Well, hot damn—it’s September already. I don’t know about you, but I always, ALWAYS require a new haircut and colour right about now to welcome the fall season (even if it technically doesn’t begin until the 23rd). I just got the latter attended to yesterday, and next week I’m visiting this guy for my cut… which means I’m already browsing the haircuts folder on my computer, as well as my collection of trashy gossip mags (what?) for inspiration.
You see, even though I’m a firm believer in the Life Cut theory, I’m still very much open to subtle tweaks, like bangs or no bangs, or a new colour, or a different length. (If you don’t know what I’m talking about with this term “Life Cut,” then you really should just go read this post—but in a nutshell, it’s that everyone should find a haircut that suits them for life.)

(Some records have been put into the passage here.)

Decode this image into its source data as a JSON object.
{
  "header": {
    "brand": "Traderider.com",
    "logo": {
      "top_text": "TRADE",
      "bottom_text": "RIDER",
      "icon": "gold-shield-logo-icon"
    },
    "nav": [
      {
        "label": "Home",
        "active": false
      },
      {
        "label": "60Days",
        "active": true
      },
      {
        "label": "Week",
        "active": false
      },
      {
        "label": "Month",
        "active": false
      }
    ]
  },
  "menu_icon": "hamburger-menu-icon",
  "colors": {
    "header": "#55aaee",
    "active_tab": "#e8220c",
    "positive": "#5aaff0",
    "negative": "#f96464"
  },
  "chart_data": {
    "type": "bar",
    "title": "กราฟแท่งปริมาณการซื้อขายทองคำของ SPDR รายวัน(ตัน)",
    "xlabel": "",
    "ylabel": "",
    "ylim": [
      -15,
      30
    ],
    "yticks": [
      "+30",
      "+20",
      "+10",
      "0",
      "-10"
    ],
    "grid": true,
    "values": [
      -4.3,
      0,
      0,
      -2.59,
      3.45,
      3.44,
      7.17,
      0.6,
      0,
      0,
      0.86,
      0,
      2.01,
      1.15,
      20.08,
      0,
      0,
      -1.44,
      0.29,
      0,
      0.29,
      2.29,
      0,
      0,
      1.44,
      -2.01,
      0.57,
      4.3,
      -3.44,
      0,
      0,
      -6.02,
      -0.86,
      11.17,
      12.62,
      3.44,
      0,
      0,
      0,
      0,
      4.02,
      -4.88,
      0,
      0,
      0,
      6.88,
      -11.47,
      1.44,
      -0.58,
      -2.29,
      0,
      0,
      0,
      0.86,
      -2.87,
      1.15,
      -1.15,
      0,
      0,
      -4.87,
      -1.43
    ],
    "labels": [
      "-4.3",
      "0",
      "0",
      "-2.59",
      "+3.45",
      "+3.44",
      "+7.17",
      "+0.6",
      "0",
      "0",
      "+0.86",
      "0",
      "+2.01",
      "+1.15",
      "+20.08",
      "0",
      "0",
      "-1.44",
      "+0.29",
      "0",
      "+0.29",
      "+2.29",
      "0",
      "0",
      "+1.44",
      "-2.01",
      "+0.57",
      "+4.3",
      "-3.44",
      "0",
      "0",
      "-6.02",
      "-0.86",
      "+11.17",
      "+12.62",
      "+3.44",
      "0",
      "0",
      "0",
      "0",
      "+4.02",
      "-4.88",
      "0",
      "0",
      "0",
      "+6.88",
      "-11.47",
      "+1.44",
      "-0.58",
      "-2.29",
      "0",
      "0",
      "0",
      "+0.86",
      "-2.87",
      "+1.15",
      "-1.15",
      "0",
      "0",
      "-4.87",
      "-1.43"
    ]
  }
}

Maybe I’m also in the mood to switch things up because I’ve been talking to Nick Arrojo. He’s a celebrity hairstylist (clients include Minnie Driver and Bryan Adams) and best known as the former resident hairstylist on the makeover show What Not To Wear. And he is ALL ABOUT CHANGE. Just watch:
I definitely agree with what he’s saying—your hair DOES need to evolve as you age and trends change. (I mean, what else is this blog for? Duh.)
There’s just one area where our thinking differs: I believe there’s an overall hair shape that tends to flatter your face shape (seeing as we can’t do much about bone structure). For example: I’ve been growing out my bangs all summer, but now I’ve realized, like I always do when it gets to this stage, that my face is just a tiny bit too oblong for the bang-less look to really flatter me. But what do I know? I’m not a professional hairdresser.
I will say that I was happy to hear Nick say that it’s not really about length. Because I swear that every time I watched him on that show, he did a short haircut. (If you read the comments here, that kinda seems to be his rep.)
I also LOVE how he talks about embracing the texture you were born with, because that’s what you’re meant to have. There’s no point fighting it. (Hmm… I can also use this theory to support my blonderexia. I mean, I was blonde as a child so technically it’s my “natural” hue… right?!)
Anyway, in other news, Nick is also about making styling really simple—which is why he came out with his own line of hair products:
They’ve been out in the U.S. for a while but just launched at salons across Canada. He says you only need one, maybe two products MAX to do your hair, and everything is really lightweight and smells fantastic.
Do you remember Nick from What Not To Wear?
How do you feel about his views on hair changes?
Will you be doing anything radical—a new cut, a new colour?—this fall?